According to the open letter, a joint committee of the Saskatchewan government, Indigenous peoples’ organizations, police and community groups reported that Indigenous women make up 60 per cent of the long-term, unresolved cases of missing women in that province.

Saskatchewan is the only province in Canada where such statistics have been compiled and made public.
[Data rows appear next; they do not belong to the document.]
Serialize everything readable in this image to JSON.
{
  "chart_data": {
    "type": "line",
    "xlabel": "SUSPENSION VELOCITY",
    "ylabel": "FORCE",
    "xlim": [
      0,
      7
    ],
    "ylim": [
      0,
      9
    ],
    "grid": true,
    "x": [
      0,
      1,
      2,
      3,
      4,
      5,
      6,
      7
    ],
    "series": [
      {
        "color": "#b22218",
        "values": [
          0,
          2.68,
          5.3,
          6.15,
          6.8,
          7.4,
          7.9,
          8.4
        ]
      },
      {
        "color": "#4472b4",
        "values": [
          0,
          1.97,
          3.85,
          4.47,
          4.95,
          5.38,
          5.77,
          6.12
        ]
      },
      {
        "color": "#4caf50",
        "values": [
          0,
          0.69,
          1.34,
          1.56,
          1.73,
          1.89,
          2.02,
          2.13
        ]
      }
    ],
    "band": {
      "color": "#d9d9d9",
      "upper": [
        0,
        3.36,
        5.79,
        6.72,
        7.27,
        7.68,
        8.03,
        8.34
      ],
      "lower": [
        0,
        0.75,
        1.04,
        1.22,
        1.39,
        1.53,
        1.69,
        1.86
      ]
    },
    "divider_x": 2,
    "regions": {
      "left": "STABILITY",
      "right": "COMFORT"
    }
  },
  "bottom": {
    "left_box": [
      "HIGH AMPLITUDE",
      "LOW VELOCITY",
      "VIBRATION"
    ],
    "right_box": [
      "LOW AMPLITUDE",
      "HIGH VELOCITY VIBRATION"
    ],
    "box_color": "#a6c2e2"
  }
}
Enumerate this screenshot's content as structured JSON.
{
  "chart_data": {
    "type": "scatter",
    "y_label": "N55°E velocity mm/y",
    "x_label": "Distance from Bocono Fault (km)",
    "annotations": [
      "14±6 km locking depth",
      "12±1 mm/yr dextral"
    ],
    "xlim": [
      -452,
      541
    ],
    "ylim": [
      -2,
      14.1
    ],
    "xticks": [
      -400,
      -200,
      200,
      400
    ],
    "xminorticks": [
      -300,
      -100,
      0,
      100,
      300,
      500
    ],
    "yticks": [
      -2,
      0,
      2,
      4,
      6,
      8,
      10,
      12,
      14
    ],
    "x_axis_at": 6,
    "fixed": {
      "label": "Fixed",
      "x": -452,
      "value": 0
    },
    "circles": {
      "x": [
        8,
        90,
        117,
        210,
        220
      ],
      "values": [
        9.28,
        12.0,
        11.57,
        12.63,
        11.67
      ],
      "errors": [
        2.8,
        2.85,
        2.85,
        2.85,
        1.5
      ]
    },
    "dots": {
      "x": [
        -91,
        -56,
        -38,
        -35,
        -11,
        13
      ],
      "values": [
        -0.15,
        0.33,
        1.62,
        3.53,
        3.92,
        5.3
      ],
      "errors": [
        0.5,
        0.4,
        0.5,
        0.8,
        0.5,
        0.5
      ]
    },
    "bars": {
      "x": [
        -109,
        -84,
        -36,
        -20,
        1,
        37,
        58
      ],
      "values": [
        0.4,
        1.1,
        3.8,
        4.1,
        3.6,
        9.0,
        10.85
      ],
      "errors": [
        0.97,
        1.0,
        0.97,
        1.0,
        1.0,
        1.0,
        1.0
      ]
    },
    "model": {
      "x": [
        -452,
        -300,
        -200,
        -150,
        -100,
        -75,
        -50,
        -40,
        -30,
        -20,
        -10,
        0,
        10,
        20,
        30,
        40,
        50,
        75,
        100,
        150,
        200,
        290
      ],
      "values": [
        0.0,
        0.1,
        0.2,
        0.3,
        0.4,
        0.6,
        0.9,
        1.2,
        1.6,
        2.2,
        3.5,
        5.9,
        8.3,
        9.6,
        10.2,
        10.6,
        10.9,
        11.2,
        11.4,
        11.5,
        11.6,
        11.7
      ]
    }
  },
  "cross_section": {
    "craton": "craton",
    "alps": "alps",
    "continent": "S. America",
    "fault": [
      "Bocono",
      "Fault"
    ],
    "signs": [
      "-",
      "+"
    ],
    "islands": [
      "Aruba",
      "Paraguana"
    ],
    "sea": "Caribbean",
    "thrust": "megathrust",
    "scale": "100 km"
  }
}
It is also the only province where the RCMP and municipal police forces have collaborated to make public a combined listing of all current missing persons’ cases.

However, “there is still no guarantee that police will record the Aboriginal identity of victims of crime or that this information will ever be made public,” the organizations say.

In recent years, governments have undertaken a number of initiatives to address violence against Indigenous women, including providing funding for research and community education through NWAC’s Sisters in Spirit Initiative.

“However, our organizations firmly believe that initiatives to date fall far short of what is required to address the scale and severity of the violence faced by Indigenous women and girls in Canada,” the letter stated.

The three organizations say the federal government has an obligation to demonstrate leadership in stopping the violence against Aboriginal women and girls, stressing that the seriousness of the situation demands “nothing less than a comprehensive national action plan.”

Such a plan would:

  • Uphold and promote the rights of all Indigenous women and girls whether they live on reserve or in other communities.
  • Ensure effective coordination of federal, provincial, and territorial policies, programs and services impacting upon the lives and well-being of Indigenous women and girls.
  • Address long-standing and deep-rooted patterns of discrimination and impoverishment that put so many Indigenous women in harm’s way.
  • Ensure that police in every jurisdiction have clear guidance on effective and appropriate responses to threats to Indigenous women's lives and safety, including missing persons protocols based on clear recognition of the heightened risk faced by Indigenous women and girls.
  • Help Indigenous women escape from abusive relationships and dangerous situations by ensuring adequate, sustained funding to shelters and frontline organizations providing culturally appropriate services.